Fini si impone sui «moderati», vincono Bocchino-Della Vedova
Tensioni al congresso fondativo di Futuro e Libertà, non passa la linea Viespoli-Urso. Alleanza Menia-falchi
MILANO - I militanti sono ormai lontani dalla fiera di Rho. Un deputato va in cerca di un panino, non è ancora in programma il ritorno a casa: «Il congresso - scherza - inizia ora». Nel padiglione 18 restano solo alcuni ragazzi ad arrotolare i lunghi tappeti e a ordinare migliaia di sedie. Con loro i vertici di Futuro e libertà. Chiusi in una stanza del retropalco, continuano fino alle 17 a litigare sull'organigramma del partito. E anche quando lasciano la Lombardia, il braccio di ferro continua.
In effetti nel corso della tre giorni fondativa i dirigenti futuristi non hanno mai smesso di duellare, uno scontro sull'organigramma, un conflitto tra due anime che sono andate polarizzandosi: da una parte i 'falchi' pro Bocchino, Menia e alcuni finiani storici come Proietti e Lamorte. Dall'altra Viespoli e la gran parte dei senatori futuristi, insieme ad Adolfo Urso. Con loro, anche se più defilato, un altro finiano doc come Andrea Ronchi. Al termine di un'estenuante trattativa, trapela un'intesa di massima che permetterebbe di siglare un armistizio, con il ticket Bocchino-Urso. Peccato che Fini non sia d'accordo. Il Presidente della Camera supera lo stallo sul nome del capogruppo - per il quale corrono Menia e Urso - imponendo un terzo nome. A sorpresa la spunta Benedetto Della Vedova, mai missino, mai aennino, fra i finiani dell'ultima generazione.

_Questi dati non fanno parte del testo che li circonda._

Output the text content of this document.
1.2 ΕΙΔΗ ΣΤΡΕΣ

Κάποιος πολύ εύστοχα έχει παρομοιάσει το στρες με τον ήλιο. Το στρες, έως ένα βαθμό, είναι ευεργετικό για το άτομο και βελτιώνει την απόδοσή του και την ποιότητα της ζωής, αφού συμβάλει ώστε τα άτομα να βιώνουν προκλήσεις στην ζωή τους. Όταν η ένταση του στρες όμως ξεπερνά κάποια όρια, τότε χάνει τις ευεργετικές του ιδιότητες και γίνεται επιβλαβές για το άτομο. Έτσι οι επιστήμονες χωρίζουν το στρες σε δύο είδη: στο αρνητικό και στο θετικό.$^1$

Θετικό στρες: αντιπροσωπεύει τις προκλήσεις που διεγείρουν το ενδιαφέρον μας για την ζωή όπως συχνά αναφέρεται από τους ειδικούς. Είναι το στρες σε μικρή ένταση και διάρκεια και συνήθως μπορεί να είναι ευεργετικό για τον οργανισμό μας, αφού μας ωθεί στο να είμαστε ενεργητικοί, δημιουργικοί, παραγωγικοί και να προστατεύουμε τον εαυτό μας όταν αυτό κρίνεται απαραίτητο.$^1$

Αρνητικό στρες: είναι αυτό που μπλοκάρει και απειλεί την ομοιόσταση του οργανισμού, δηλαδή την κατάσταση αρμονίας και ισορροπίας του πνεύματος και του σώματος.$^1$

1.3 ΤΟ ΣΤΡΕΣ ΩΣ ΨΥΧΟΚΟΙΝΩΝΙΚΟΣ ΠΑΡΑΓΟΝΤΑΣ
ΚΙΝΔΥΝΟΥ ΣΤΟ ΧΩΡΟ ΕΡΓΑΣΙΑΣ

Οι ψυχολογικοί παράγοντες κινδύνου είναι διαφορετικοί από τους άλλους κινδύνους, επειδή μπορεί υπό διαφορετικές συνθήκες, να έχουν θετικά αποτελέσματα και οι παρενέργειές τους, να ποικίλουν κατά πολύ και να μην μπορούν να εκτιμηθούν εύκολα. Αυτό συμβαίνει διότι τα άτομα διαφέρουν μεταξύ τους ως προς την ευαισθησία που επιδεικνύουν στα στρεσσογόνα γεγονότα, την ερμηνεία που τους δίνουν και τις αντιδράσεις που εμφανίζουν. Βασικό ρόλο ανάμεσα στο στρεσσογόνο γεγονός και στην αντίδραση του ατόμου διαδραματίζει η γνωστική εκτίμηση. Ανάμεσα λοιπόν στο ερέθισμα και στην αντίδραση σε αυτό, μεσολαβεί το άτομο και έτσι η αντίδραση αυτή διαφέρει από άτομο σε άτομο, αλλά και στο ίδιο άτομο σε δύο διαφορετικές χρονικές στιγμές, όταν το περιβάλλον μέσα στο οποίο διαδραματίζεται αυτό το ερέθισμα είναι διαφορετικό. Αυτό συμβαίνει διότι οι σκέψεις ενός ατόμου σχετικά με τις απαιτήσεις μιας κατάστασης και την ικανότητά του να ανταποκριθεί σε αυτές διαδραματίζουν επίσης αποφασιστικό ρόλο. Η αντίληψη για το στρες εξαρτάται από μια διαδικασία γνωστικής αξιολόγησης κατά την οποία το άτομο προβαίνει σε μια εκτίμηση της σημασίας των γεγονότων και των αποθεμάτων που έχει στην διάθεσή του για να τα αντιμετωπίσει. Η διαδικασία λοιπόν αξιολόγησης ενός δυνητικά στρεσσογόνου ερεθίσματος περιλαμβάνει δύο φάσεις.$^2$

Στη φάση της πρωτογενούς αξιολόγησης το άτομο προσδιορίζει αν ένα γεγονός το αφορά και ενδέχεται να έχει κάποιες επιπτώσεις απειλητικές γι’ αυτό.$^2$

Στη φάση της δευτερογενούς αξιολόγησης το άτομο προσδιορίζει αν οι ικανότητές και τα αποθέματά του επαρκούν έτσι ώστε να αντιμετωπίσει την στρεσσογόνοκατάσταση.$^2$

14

Il leader di An è descritto come molto irritato per l'infinito braccio di ferro. Irritato soprattutto per una trattativa che è sembrata in più occasioni essere sull'orlo della rottura, minacciata dai senatori anti-Bocchino. Raccontano che Viespoli e Saia, Valditara e Baldassarri, tutti fortemente ostili all'ormai ex capogruppo, abbiano minacciato di far saltare il gruppo di Palazzo Madama. Ma si sono scontrato con la volontà mai nascosta in privato da Fini di mettere Bocchino alla guida di Fli.
Il vero sconfitto è Adolfo Urso, entrato coordinatore ed uscito portavoce. Prendere o lasciare, è stato il messaggio che Fini gli ha recapitato. Destino diverso da quello di Bocchino, entrato capogruppo e uscito leader del partito. Menia, fino all'ultimo dato in corso per il ruolo di capogruppo e nominato coordinatore nazionale, vede sfuggire la carica di Montecitorio ma ottiene il ruolo politico di 'vice' Bocchino, frutto di un'alleanza siglata in gran segreto prima dell'assemblea costituente, dopo anni di rapporti tormentati. Il presidente dell'assemblea nazionale diventa Andrea Ronchi.
Anche il rischio di una conta ha lambito l'assemblea costituente. Dopo un documento-denuncia che i senatori avevano consegnato a Fini, il duo siciliano Briguglio-Granata, supportato da alcuni finiani 'storici', ha raccolto le firme su un altro documento per chiedere a Fini di decidere. O, in alternativa, di lasciar decidere l'assemblea. Una soluzione traumatica, che Fini ha inteso evitare, tentando un'ulteriore mediazione.
Poi, in volo da Milano a Roma, il Presidente della Camera decide di dare un segnale di forza, imponendo Bocchino a Viespoli e ai senatori, tirando fuori dal cilindro Della Vedova e bocciando Urso. Con quali conseguenze, si vedrà nelle prossime ore.